In this study, a further implemented deep forest in multi-label classification (MLCDForest) has been proposed for prediction of lncRNA-tissue associations considering label correlations as prior information [25, 26]. In each layer, the estimated class distribution is employed in the training of each forest. Finally, the voting results of multiple weak classifiers are used to determine which class a test sample should belong to. The experimental results show that the proposed method performs better on the dataset than the other machine learning methods.
The rest of this paper is organized as follows. In Section 2, we describe our method, MLCDForest and how it considers label correlations as prior information in detail. In Section 3, we introduce the experiment process and results. Finally, the summaries and conclusions are given.
Methods
In this section, details of the proposed method MLCDForest will be presented. The problem of multi-label classification will be defined first. Then the correlation between labels will be introduced. Lastly, the proposed models will be detailed with implementation to gcForest with label correlation considered.
Multi-label classification
As the basic information of a multi-label classification dataset |$(X,Y)$|, |$n$| is the number of instances, |$X$| stands for the attributes and |$Y$| is the label. Given the label space |$Y=\{{Y}_1,{Y}_2,\cdots, {Y}_m\}$|, an instance of |${x}_i$| with |$k$| lncRNA features is assigned by a subset of y in the label space |$Y$|.
Label correlations and concurrence
Label correlations
Correlated Cramér’s V statistics is employed in this study to evaluate the association between each of these two labels.
Label concurrence
Framework of the proposed methodology
As an alternative to the deep neural network (DNN), deep forest tries to employ the class distribution features by multi-grained scanning and cascade forest.
Multi-grained scanning
In the first step, multi-grained scanning is based on the window sliding approach, which is to obtain class distribution based on the generated low-dimensional feature vectors [33]. It has been proven to be an effective approach in the recognition of local feature. In the multi-grained scanning, as shown in Figure 1A and B, suppose there are |$n$| instances with 100 raw features from 4 labels in the training data, and each label is binary class (in the multi-level labels, approach from [24]), multi-grained scanning is performed for each label to generate a 50-dimensional feature vector by sliding the window by one feature. Considering the correlation between different labels, multi-grained scanning for the first label is performed based on the input features and other three labels, and 54 feature vectors are produced. Fifty-three feature vectors are generated for each of the rest three labels. The extracted instances will be trained with a completely random tree forest and a random forest to generate a class vector, leading to an 852 (|$(54+53+53+53)\times 2\times 2$|)-dimensional transformed feature vector.

(A) Illustration of multi-grained scanning in training. Suppose there are four labels, raw features are 100-dim, and sliding window is 50-dim in the training of the first label. (B) Illustration of multi-grained scanning in predicting. Suppose there are four labels, raw features are 100-dim, and sliding window is 50-dim in the predicting of the first label.

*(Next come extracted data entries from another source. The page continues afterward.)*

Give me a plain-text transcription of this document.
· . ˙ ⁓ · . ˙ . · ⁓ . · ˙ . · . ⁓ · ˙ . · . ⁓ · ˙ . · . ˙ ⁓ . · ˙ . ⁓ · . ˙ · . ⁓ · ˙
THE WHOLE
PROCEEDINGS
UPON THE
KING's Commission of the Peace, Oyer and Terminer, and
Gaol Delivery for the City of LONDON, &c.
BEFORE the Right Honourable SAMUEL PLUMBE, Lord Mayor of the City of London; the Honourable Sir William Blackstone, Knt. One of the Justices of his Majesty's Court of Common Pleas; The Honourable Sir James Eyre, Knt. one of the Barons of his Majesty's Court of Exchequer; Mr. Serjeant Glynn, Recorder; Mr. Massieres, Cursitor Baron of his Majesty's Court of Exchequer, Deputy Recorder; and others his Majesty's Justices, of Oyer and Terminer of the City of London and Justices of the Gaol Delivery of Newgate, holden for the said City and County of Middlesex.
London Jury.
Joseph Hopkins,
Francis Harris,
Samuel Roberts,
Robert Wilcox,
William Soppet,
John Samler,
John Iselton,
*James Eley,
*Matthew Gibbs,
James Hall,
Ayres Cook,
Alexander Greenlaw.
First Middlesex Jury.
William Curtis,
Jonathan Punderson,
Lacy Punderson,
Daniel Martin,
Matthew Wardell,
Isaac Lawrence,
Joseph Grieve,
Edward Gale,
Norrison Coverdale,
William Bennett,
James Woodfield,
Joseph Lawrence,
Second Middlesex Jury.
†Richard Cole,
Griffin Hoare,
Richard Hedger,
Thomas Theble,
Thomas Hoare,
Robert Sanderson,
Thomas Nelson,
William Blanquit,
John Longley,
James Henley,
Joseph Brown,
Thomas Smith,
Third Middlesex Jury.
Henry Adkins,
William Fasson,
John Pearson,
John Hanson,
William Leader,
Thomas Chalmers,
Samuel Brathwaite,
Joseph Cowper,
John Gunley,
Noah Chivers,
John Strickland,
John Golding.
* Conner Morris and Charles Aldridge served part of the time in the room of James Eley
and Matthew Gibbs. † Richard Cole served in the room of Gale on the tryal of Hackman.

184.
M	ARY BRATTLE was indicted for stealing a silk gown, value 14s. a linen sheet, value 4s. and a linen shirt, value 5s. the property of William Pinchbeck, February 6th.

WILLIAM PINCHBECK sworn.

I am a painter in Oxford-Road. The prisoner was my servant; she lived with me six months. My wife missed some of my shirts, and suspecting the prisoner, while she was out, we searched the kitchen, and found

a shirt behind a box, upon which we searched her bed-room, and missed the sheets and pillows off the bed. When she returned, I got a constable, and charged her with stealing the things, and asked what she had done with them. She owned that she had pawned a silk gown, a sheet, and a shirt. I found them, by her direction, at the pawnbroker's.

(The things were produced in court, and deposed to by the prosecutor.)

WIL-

As shown in Figure 1B, in the prediction phase, probability is predicted first with traditional random forest for each label and concatenated to raw features. Probability of each label in the test data is predicted in the sequence of concurrence. Label with low concurrence rate is trained first.
Cascade forest
In the layer-wise cascade forest, the powerful classifier, random forest, is ensembled in each layer. In the classification to each label, the feature importance is considered assuming that the discriminative features should take higher weights. In the most correlated labels, this discriminative feature may also contribute to the classification of other labels. Boost class distribution vectors are generated by two random forests (one for complete random forest, the other for partial random forest) for both multi-grained scanning and cascade forest periods. The performance of each layer is evaluated with k-fold cross-validation [35, 36] to overcome the risk of overfitting. And in the cascade forest, the propagation will be terminated when there is no significant improvement to the performance of the whole cascade on validation set.
Overall procedure of MLCDForest
As the gcForest, there are two main components in the framework of MLCDForest. In the multi-grained scanning part, the corresponding transformed feature representation is classified according to different forests. And in the cascade forest, layer-wise random forest is to get more discriminative representations. The example of MLCDForest is illustrated for the first label in Figure 2. Two window sizes (50, 80) are used in multi-grained scanning for the data with 100 dimensions. |$(54+53+53+53)\times 2\times 2$| and |$(24+23+23+23)\times 2\times 2$| dimensional feature vectors are obtained for the window size of 50 and 80,respectively. Combining these feature vectors to different labels together with the correlation statistics, a 1224-dimensional transformed feature vector is available here if there are only four labels. In the cascade forest, the cascade-wise random forest is learnt with such 1224-dimensional feature vector, and the process will be terminated when the performance of the validation set is not significantly improved.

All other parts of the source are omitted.